A chegada de um novo ano é propícia a balanços do ano que finda e a grandes expectativas relativamente ao ano que agora começa. Trata-se de um lugar-comum, mas é algo que está tão programado na nossa cultura que damos por nós, ainda que inconscientemente, a deixar-nos arrastar para tal ilusão anual de um futuro melhor.
Com alguma ingenuidade pensamos sempre, com mais ou menos variantes, coisas deste género: desta é que vai ser! Vou cumprir as metas que tracei! Vou conseguir realizar velhos sonhos! Vou alcançar a desejada estabilidade profissional! Vou arriscar e ganhar! Vou cortar relações com todos aqueles que só se lembram de mim quando precisam e porque precisam! Vou fazer um detox mental! Vou, finalmente, escrever o livro que ando há anos a adiar! Vou ter perfeitamente em dia as listas de leituras, séries televisivas e filmes! Vou disciplinar-me e não trazer trabalho para casa, libertando mais tempo para estar com a família e amigos! Vou reaproximar-me de familiares e amigos que tenho negligenciado em atenção! Vou retomar contacto com aqueles amigos da faculdade que, há anos, não vejo!
Certamente, numa lista tão extensa, vamos acreditar que algumas das metas podem e vão ser alcançadas, mas nunca porque as planeámos ou porque tenhamos em mãos o mágico comando à distância que permite, com uma simples pressão no botão certo, controlar a nossa vida, a nossa disponibilidade, a conjuntura familiar, relacional e profissional de cada um de nós,
Nunca vamos conseguir libertar-nos da pressão e do ritmo vertiginoso de vida que a sociedade, e nós que nela estamos inseridos, imprimimos às nossas pobres existências.
Diariamente, um cruel e perverso determinismo sobrepõe-se e asfixia o nosso livre arbítrio, leva-nos a aceitar, em regime de voluntariado à força, as regras do socialmente correcto (coisas tão banais como aceitar a mudança da hora, cumprimentar quem connosco se cruza na rua, sorrir em público e calar a angústia que possa oprimir-nos porque "chorar é feio", evitar contestar algumas instituições, mesmo quando falham redondamente, porque podemos sofrer retaliações, atender o telemóvel ou abrir a porta quando a campainha começa a retinir no exacto momento em que nos sentámos no sofá com o nosso livro do momento na mão).
Fica-me a assombrar a eterna dúvida: valerá a pena mudar de ano? Ou mudar pode piorar mais o contexto actual?
Devíamos ter o direito de optar por deixar ou não que os anos passem. Eu continuo a achar que o ano novo é a parte ilusória e visível de uma conspiração obscura onde tudo o que pagamos aumenta e, consequentemente, o pouco que ganhamos diminui.
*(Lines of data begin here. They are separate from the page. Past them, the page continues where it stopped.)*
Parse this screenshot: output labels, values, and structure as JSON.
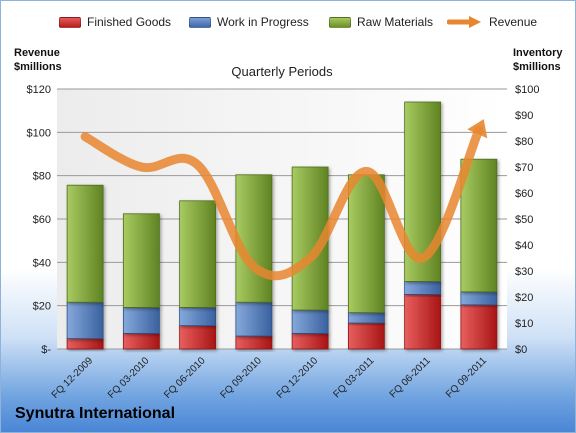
{
  "company": "Synutra International",
  "legend": [
    {
      "label": "Finished Goods",
      "color": "#d42b2b",
      "kind": "bar"
    },
    {
      "label": "Work in Progress",
      "color": "#4b77be",
      "kind": "bar"
    },
    {
      "label": "Raw Materials",
      "color": "#7ea535",
      "kind": "bar"
    },
    {
      "label": "Revenue",
      "color": "#e8862f",
      "kind": "arrow"
    }
  ],
  "left_axis_title": [
    "Revenue",
    "$millions"
  ],
  "right_axis_title": [
    "Inventory",
    "$millions"
  ],
  "chart_data": {
    "type": "bar",
    "stacked": true,
    "title": "Quarterly Periods",
    "categories": [
      "FQ 12-2009",
      "FQ 03-2010",
      "FQ 06-2010",
      "FQ 09-2010",
      "FQ 12-2010",
      "FQ 03-2011",
      "FQ 06-2011",
      "FQ 09-2011"
    ],
    "series": [
      {
        "name": "Finished Goods",
        "axis": "right",
        "color": "#d42b2b",
        "values": [
          4,
          6,
          9,
          5,
          6,
          10,
          21,
          17
        ]
      },
      {
        "name": "Work in Progress",
        "axis": "right",
        "color": "#4b77be",
        "values": [
          14,
          10,
          7,
          13,
          9,
          4,
          5,
          5
        ]
      },
      {
        "name": "Raw Materials",
        "axis": "right",
        "color": "#7ea535",
        "values": [
          45,
          36,
          41,
          49,
          55,
          53,
          69,
          51
        ]
      },
      {
        "name": "Revenue",
        "axis": "left",
        "type": "line",
        "color": "#e8862f",
        "values": [
          98,
          84,
          85,
          38,
          42,
          82,
          42,
          101
        ]
      }
    ],
    "y_left": {
      "min": 0,
      "max": 120,
      "step": 20,
      "tick_labels": [
        "$-",
        "$20",
        "$40",
        "$60",
        "$80",
        "$100",
        "$120"
      ]
    },
    "y_right": {
      "min": 0,
      "max": 100,
      "step": 10,
      "tick_labels": [
        "$0",
        "$10",
        "$20",
        "$30",
        "$40",
        "$50",
        "$60",
        "$70",
        "$80",
        "$90",
        "$100"
      ]
    },
    "grid": true
  }
}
A ilusão está em, inevitavelmente, reunirmos em nós as forças da esperança de que tudo melhore e mude. Ou muito me engano, ou tudo tende a mudar, sim, para pior, pelo menos à partida (assim de repente, vão subir os combustíveis, o preço dos transportes, a conta da luz, a conta da água, vivemos num país onde a expressão "Estado de Direito Democrático" é letra morta, pelo menos no que diz respeito à prática de diversas profissões liberais, e já agora também gostaria de perceber o que se entende hoje por "profissão liberal") o problema é que só saberemos quando estivermos a olhar para trás no habitual balanço do que passou.
Em suma, controlamos tão pouco ou nada as teias que tecem o nosso destino, que livre, livre, e por enquanto também isento de tributação fiscal, só o nosso pensamento, e a nossa capacidade de evasão através de actividades que nos permitam manter o equilíbrio psicológico num pais tão sui generis como o nosso (e sui generis nem sempre pelos melhores motivos).
Sonhar, desejar, projectar podem ser soluções, quanto à concretização, só o tempo o dirá!
Ousem sonhar e, já agora, Feliz Ano Novo!